"Харуки Мураками. Радио Мурaками" - читать интересную книгу автора

Кстати, так как запись концертная, под конец слышны аплодисменты
публики. Эти аплодисменты сами по себе произведение искусства. Сразу
понятно, что имеешь дело с итальянцами: отзвук последней ноты еще едва
уловимо витает над залом, он медленно тает и вот-вот исчезнет, и тут -
великолепным откликом, достойным оперной арии, - воздух взрывают бешеные
овации. Они - яркое свидетельство того, как глубоко и тонко почувствовала
публика гениальность исполнителя. Это то, что можно назвать настоящими,
образцовыми аплодисментами. Для меня они были неотделимы от "Эстампов", и
моя память сохранила их наравне с музыкой.
И вот представьте, как-то раз наш класс повели на концерт одной
известной японской пианистки.

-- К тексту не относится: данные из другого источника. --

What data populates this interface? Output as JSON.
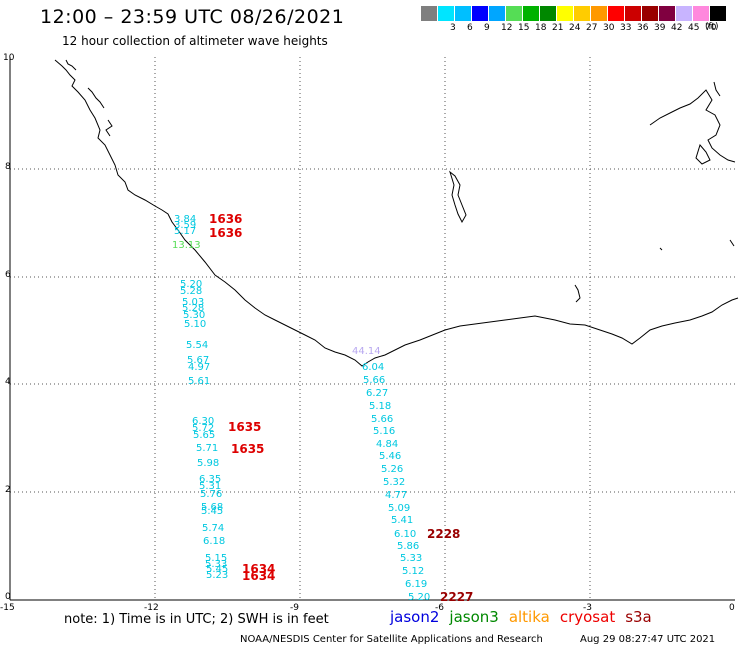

В программу, между прочим, входили и "Эстампы"
Дебюсси. Прямо скажем, ее исполнение очаровывало не так, как рихтеровское,
но была в нем своего рода элегантная прелесть. И вот, когда пианистка
закончила играть, я, конечно же, зааплодировал. А так как я с головой был
погружен в музыку, то - о ужас! - мои аплодисменты раздались именно в тот
момент, в который они раздаются на пластинке с записью итальянских гастролей
Рихтера. То есть тогда, когда "отзвук последней ноты еще едва уловимо витает
над залом, медленно тает и вот-вот исчезнет". К тому же аплодировал я
образцово, как в итальянской опере. И здорово опозорился. Это ведь не
Италия, а Япония, так что, кроме меня, не нашлось ни одного человека,
которому бы пришло в голову начать аплодировать именно в этот момент. Я чуть
сквозь землю со стыда не провалился.
"Эстампы" в исполнении Рихтера я, бывает, слушаю и теперь и каждый раз,
когда слышу аплодисменты в конце записи, вспоминаю тот ужасный случай и
сгораю от стыда. В жизни есть множество восхитительных моментов, но и
постыдных ничуть не меньше. И хорошо, что так. Ведь если бы наша жизнь была
сплошным восхищением, мы бы очень быстро от нее устали. Правда-правда.


Куча проблем

Незадолго до того, как мне исполнилось тридцать, я внезапно решил:
"Напишу-ка я роман". И написал. И за этот роман мне присудили премию. Так
что ученических, ранних произведений у меня вроде как и нет. С самого начала
я производил законченный "литературный продукт". По молодости это казалось
закономерным и не напрягало, но теперь я думаю, что был в те времена излишне
самоуверенным и наглым.
Когда из издательства сообщили о премии, я поехал в Отаву [28] на
встречу с ответственным редактором. После встречи с ответственным пошел на
прием к главному. Тот сказал: "С романом куча проблем. Но старайся, пиши
еще". С таким видом, будто сплюнул какую-то дрянь, попавшую в рот. А я
подумал: "Вот сволочь, будь он трижды главным из главных, кто ему дал право
так со мной разговаривать?" В подобных ситуациях всегда появляются такие
мысли.
Дело в том, что роман "Слушай песню ветра" стал причиной
внутрииздательского скандала. Многие считали, что "эту бесконечную болтовню
вообще нельзя назвать литературой". Возможно, правда была на их стороне. Но
я считал, что если они все-таки - пусть неохотно - решили дать мне премию,
можно было бы постараться и создать хотя бы видимость добросердечного
отношения. Это ведь не очень трудно, правда?